Conclusie en gevolgen

8. De rechtbank is van oordeel dat het beroepschrift te laat is ingediend en dat er geen sprake is van Bahaddar-omstandigheden. Het standpunt van verweerder dat de gestelde problemen van eiseres ongeloofwaardig zijn en daarom geen sprake is van een gegronde vrees voor vervolging of een reëel risico op ernstige schade, is niet evident onjuist. Er bestaat daarom geen aanleiding om de nationale procedureregel buiten toepassing te laten. Gelet hierop behoeven de overige beroepsgronden geen bespreking. Het beroep is niet-ontvankelijk.
9. Omdat op het beroep is beslist, bestaat er geen aanleiding meer voor het treffen van een voorlopige voorziening. De voorzieningenrechter wijst het verzoek daarom af.
10. Eiseres krijgt geen vergoeding van haar proceskosten.

Beslissing

De rechtbank verklaart het beroep niet-ontvankelijk.
De voorzieningenrechter wijst het verzoek om een voorlopige voorziening af.
Deze uitspraak is gedaan door mr. M. Garabitian, (voorzieningen)rechter, in aanwezigheid van mr. M.C. Bakker, griffier. De beslissing is uitgesproken in het openbaar op 21 maart 2024.
griffier
rechter
Een afschrift van deze uitspraak is verzonden aan partijen op:

Informatie over hoger beroep

Een partij die het niet eens is met deze uitspraak op het beroep, kan een hogerberoepschrift sturen naar de Afdeling bestuursrechtspraak van de Raad van State waarin wordt uitgelegd waarom deze partij het niet eens is met de uitspraak. Het hogerberoepschrift moet worden ingediend binnen 1 week na de dag waarop deze uitspraak is verzonden. Kan de indiener de behandeling van het hoger beroep niet afwachten, omdat de zaak spoed heeft, dan kan de indiener de voorzieningenrechter van de Afdeling bestuursrechtspraak van de Raad van State vragen om een voorlopige voorziening (een tijdelijke maatregel) te treffen.
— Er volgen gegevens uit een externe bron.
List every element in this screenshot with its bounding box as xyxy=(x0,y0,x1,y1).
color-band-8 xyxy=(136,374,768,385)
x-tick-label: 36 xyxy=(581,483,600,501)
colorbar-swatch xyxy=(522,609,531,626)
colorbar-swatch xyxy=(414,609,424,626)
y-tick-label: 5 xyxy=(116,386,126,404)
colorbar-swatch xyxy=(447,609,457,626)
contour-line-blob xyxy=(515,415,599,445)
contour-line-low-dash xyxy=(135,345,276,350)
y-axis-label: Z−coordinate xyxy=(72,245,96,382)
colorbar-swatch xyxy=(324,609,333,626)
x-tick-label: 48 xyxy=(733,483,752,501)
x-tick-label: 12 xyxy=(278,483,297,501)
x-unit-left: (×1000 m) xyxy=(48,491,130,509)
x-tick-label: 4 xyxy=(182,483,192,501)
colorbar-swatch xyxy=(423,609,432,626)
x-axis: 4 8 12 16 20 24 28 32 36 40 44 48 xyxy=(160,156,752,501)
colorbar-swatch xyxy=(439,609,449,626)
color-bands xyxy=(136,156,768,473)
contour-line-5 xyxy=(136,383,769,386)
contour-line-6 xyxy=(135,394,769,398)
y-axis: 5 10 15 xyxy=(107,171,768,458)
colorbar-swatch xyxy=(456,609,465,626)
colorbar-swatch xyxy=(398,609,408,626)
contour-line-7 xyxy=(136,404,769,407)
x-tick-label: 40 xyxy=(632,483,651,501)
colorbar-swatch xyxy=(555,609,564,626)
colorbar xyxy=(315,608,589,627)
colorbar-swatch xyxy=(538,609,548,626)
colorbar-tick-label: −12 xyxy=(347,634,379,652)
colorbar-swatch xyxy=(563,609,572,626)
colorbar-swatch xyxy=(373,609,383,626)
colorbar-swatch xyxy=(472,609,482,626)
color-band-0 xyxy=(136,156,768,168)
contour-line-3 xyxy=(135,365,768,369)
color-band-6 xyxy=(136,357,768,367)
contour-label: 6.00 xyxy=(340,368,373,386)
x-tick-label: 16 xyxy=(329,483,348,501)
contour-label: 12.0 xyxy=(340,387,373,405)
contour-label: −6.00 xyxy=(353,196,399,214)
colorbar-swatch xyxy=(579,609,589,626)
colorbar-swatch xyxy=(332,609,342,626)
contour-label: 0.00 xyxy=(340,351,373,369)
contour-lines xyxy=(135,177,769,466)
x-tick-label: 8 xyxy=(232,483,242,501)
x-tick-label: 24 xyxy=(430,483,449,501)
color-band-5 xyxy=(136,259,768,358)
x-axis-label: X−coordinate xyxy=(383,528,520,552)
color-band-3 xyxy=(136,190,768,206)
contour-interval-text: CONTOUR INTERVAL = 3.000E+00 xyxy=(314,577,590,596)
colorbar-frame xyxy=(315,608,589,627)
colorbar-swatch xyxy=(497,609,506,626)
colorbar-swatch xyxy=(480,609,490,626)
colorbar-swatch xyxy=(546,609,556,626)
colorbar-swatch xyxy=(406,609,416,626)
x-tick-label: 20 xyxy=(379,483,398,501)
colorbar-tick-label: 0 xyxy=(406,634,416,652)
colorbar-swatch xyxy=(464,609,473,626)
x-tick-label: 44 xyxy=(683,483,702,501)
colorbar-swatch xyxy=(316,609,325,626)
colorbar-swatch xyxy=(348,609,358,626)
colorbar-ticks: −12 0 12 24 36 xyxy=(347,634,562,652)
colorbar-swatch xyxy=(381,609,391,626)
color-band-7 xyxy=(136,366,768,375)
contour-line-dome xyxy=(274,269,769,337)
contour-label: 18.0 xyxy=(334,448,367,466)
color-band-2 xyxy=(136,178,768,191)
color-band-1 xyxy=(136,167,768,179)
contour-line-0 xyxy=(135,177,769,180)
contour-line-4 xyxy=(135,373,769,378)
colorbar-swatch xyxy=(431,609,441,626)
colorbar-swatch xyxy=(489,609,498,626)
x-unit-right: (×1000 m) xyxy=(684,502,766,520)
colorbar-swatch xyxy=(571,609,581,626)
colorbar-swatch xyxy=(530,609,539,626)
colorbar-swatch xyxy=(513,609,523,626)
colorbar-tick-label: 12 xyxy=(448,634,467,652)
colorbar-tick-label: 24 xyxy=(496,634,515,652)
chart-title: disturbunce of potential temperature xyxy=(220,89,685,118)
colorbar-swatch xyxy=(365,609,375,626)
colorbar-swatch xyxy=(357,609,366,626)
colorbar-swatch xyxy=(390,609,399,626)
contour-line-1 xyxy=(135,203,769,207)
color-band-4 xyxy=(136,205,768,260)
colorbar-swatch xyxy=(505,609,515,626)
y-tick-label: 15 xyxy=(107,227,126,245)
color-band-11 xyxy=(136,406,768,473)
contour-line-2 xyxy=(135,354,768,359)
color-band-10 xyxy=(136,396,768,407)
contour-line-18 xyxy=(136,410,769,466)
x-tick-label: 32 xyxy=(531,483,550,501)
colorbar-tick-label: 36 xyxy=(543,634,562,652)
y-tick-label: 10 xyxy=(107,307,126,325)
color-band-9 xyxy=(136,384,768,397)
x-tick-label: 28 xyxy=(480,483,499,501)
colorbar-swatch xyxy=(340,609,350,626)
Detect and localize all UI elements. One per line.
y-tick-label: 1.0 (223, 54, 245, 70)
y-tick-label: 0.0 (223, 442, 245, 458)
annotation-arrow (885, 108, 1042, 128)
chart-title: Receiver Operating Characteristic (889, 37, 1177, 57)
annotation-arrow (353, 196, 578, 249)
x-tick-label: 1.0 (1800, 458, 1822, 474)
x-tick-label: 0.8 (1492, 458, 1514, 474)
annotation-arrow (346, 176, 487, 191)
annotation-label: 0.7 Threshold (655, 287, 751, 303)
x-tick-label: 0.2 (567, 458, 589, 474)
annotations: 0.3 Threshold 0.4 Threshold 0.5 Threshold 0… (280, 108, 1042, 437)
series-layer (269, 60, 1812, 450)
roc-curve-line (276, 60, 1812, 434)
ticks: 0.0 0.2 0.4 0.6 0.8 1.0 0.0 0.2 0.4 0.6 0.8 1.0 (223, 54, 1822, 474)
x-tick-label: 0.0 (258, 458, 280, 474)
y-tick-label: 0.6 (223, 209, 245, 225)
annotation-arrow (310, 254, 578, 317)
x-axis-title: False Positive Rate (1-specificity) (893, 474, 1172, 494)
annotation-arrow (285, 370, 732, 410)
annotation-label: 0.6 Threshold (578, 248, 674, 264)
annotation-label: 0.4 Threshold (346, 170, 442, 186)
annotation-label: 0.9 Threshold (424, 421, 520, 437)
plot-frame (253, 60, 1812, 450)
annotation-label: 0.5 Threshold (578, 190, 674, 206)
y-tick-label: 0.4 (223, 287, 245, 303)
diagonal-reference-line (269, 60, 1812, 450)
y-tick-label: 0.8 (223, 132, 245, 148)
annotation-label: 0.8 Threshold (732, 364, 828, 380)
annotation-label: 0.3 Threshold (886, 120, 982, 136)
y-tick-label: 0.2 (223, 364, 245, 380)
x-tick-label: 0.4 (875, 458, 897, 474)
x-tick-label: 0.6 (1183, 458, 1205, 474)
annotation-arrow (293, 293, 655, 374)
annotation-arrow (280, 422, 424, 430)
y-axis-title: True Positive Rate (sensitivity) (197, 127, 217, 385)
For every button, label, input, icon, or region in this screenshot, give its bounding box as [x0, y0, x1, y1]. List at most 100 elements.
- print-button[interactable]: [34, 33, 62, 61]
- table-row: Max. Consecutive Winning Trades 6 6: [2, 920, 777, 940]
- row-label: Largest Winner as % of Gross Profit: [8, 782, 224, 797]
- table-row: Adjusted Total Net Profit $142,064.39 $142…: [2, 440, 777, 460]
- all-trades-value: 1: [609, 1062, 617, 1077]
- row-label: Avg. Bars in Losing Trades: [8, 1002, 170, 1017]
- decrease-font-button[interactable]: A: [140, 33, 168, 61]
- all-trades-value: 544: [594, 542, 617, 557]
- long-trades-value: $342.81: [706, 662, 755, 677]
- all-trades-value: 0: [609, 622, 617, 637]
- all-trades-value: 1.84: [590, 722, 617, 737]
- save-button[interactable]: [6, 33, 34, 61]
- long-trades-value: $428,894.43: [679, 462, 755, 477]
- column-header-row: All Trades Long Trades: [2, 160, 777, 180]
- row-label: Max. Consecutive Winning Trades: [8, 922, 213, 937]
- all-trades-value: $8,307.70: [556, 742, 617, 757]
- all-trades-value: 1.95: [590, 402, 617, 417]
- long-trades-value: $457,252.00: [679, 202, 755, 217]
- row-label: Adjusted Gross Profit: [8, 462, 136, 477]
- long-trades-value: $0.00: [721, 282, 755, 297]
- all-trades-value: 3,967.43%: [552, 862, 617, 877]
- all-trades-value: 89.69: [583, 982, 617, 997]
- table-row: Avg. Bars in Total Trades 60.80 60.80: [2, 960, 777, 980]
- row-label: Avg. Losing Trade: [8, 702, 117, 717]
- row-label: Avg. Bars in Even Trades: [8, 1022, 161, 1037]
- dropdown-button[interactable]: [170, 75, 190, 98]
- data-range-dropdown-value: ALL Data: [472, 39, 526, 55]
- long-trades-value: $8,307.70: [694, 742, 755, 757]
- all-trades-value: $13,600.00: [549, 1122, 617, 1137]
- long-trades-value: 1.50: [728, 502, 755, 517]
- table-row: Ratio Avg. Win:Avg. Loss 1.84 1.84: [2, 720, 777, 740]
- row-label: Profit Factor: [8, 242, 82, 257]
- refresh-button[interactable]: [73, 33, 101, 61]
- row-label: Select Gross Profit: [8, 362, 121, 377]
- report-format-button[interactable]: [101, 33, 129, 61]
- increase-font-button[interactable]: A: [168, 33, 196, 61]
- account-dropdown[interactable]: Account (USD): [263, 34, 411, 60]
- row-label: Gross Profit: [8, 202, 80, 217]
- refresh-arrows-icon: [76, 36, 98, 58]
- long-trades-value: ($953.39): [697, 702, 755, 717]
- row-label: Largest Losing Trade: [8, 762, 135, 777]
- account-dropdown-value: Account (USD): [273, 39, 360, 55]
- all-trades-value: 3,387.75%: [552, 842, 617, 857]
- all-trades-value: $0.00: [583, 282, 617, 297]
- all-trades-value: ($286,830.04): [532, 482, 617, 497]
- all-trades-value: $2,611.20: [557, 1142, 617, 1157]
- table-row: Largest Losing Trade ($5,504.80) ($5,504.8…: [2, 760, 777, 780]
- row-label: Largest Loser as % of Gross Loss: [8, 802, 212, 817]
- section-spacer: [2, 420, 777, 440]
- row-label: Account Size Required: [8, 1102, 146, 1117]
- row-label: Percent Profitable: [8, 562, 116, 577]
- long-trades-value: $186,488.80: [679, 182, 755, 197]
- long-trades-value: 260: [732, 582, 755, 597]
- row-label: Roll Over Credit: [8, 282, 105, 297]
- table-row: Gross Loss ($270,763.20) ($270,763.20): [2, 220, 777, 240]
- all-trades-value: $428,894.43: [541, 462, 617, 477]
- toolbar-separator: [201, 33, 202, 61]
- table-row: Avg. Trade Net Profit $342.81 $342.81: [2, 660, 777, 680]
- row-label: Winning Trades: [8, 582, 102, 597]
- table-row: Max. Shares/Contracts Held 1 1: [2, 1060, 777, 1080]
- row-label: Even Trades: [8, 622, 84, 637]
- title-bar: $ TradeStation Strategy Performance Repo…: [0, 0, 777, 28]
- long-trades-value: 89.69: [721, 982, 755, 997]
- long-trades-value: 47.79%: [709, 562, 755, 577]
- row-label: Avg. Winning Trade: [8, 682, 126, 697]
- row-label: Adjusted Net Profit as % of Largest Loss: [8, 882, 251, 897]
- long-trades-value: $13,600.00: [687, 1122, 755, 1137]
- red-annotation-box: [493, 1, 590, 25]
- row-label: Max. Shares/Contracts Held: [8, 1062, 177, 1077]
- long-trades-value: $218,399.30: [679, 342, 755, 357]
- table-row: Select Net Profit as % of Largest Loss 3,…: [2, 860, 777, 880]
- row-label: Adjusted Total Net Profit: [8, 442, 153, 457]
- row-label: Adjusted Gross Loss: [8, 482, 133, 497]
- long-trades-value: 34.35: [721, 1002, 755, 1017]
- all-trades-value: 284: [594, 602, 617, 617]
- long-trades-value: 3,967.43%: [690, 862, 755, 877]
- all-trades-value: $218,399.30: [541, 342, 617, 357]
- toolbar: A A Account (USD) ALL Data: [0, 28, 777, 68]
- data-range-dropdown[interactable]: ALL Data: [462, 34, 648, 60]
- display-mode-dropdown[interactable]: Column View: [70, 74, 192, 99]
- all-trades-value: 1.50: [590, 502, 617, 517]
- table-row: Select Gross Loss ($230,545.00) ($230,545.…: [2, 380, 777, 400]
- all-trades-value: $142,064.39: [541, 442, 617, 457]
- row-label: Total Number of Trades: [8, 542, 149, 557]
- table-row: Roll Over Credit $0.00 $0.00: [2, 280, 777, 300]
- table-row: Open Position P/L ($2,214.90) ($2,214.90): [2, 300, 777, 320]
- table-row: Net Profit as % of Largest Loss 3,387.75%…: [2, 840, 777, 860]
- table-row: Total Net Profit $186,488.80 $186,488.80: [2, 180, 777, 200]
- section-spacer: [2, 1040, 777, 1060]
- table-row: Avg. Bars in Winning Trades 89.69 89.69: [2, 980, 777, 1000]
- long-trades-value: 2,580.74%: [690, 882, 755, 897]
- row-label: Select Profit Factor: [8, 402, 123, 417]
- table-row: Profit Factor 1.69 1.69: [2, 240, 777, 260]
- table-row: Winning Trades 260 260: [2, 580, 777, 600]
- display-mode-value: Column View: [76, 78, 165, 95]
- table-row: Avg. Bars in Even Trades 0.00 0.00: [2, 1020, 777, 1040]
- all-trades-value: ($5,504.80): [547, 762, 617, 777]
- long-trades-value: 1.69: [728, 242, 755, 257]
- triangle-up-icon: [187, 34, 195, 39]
Tegen de uitspraak op het verzoek om een voorlopige voorziening staat geen hoger beroep of verzet open.

Voetnoten

1.Uitspraak van de Afdeling bestuursrechtspraak van de Raad van State van 22 juni 2022, ECLI:NL:RVS:2022:1664.
2.Arrest van het Europees Hof voor de Rechten van de Mens van 19 februari 1998, ECLI:CE:ECHR:1998:0219JUD002589494 (Bahaddar t. Nederland).
3.Zie artikel 28, eerste lid aanhef en onder d en vierde lid van de Wet beëdigde tolken en vertalers.